Only cause problems “for everyone” if enough bombs go off, at some threshold unknown to most people (to take into account uncertainty over how bad nuclear winter would be)
Allow people to use, or add safety measures to, “bombs” they “purchased” during last year’s event
There are pros and cons to this approach over the current approach. Some I thought of:
Pro: More closely resembles reality, meaning that the people who are treating the event as an experiment may be able to draw better conclusions.
Pro: An increase in the stakes. I expect people to care more about their own LW Karma going down, or personally not being able to use the site, than the front page going down for a day, which only trivially decreases usability.
Pro: Better incentive alignment. If participation in the game entails paying karma, and you care about your karma, the best move for a group to coordinate on would be not to play!
Pro: Resistance to trolls — if the karma threshold to “purchase” a bomb is sufficiently high, and if people are excluded from playing who started their accounts within a certain period of time, the only people who would be able to play are community members.
Pro: People with more karma have more “ability” to participate, like the current system. This may be a good check for whether karma actually maps to cooperation traits that Ben/Ray/Oliver seem to care about.
Con: More complicated. If you’re interested in using the event to communicate a simple lesson about unilateral action being bad, this experiment will probably not serve that goal as well.

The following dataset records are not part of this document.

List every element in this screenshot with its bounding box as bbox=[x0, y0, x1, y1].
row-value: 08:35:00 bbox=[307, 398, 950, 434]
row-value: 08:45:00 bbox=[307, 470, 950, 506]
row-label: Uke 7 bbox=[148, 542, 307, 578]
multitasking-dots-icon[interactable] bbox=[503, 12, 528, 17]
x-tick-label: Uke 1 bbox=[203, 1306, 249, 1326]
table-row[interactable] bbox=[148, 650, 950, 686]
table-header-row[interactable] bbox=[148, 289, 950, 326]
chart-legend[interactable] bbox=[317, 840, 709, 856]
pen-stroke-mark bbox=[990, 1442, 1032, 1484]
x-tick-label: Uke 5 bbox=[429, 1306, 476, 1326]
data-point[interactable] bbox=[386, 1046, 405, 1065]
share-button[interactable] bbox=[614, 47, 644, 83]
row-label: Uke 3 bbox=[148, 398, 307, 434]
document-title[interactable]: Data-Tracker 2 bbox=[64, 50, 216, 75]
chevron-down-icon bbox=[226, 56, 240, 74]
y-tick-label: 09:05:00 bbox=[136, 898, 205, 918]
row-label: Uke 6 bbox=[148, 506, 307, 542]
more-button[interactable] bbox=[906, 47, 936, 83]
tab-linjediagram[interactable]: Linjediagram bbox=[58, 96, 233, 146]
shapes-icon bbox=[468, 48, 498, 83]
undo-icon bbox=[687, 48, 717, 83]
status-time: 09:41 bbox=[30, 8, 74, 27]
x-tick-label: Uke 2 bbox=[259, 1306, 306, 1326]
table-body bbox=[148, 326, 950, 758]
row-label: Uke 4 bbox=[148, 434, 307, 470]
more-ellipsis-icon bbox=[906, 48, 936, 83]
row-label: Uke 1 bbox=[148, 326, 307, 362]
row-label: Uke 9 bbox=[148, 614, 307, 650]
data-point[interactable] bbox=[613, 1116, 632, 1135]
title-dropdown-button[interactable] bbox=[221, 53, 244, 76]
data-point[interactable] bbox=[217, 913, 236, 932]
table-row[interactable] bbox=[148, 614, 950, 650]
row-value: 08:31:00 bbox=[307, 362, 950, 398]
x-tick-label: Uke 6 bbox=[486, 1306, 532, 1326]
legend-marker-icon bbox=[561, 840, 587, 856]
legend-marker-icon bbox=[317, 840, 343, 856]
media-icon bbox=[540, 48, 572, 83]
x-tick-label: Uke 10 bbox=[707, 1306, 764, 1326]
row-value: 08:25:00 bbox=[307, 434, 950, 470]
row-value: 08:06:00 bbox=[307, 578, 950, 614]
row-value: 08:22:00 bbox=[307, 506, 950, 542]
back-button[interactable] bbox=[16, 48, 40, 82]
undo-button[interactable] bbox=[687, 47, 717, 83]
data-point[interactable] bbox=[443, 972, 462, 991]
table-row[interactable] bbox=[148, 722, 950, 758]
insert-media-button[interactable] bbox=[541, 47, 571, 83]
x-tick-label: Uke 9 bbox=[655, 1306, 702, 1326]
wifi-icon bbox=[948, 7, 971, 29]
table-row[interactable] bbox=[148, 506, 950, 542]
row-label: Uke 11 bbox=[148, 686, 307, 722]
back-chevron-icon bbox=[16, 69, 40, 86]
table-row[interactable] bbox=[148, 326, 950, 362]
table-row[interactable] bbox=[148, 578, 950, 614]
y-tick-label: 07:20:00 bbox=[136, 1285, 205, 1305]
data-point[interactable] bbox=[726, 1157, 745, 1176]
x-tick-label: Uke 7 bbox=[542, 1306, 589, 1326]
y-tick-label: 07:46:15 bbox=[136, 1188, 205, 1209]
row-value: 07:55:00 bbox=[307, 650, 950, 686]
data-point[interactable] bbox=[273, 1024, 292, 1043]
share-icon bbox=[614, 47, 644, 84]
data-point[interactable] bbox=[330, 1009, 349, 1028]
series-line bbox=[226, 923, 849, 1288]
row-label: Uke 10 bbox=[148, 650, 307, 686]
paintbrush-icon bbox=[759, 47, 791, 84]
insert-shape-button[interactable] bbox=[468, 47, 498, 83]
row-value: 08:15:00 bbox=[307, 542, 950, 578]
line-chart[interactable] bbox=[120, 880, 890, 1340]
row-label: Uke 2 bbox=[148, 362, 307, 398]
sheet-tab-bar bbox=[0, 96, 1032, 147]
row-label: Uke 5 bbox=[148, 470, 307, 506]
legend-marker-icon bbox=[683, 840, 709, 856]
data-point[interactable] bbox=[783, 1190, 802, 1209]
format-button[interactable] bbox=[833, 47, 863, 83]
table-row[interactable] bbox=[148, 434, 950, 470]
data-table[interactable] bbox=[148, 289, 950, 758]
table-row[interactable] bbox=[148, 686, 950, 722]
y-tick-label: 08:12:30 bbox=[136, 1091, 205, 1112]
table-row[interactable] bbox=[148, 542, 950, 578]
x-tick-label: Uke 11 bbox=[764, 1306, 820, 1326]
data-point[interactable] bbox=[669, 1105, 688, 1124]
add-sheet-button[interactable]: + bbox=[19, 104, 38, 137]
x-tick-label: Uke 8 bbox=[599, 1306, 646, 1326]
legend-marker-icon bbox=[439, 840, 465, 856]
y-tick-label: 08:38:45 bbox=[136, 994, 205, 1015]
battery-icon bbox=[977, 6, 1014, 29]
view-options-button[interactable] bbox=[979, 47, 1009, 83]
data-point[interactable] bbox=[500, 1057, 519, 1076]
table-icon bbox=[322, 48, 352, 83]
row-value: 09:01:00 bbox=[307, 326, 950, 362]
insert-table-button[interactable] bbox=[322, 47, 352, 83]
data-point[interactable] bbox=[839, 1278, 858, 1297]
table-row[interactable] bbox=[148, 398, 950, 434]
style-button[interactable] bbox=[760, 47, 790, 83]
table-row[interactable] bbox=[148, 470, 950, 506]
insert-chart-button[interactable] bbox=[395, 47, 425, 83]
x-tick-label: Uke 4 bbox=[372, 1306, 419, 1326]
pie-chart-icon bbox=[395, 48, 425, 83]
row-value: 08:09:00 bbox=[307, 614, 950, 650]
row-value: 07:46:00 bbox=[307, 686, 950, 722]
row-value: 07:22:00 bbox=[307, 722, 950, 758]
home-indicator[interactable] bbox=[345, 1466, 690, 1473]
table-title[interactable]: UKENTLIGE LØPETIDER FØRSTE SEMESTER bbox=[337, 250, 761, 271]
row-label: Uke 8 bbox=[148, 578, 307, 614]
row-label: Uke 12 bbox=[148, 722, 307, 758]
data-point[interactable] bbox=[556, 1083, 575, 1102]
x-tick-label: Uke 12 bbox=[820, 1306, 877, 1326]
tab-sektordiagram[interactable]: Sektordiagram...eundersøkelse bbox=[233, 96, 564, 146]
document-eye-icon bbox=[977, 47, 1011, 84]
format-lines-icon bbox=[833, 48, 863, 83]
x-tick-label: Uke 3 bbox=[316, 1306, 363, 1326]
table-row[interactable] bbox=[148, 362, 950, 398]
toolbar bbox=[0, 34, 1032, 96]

Con: No ability to opt out. To better approximate the real problems with nuclear proliferation, any account should have to be able to get “nuked.” The current system arguably also has this problem, but because the stakes are lower people are much less likely to get upset or have their experience with the website ruined.
Con: If point 8 is included, it makes the experiment less contained, which may make it harder to draw conclusions from the experiment or replicate it.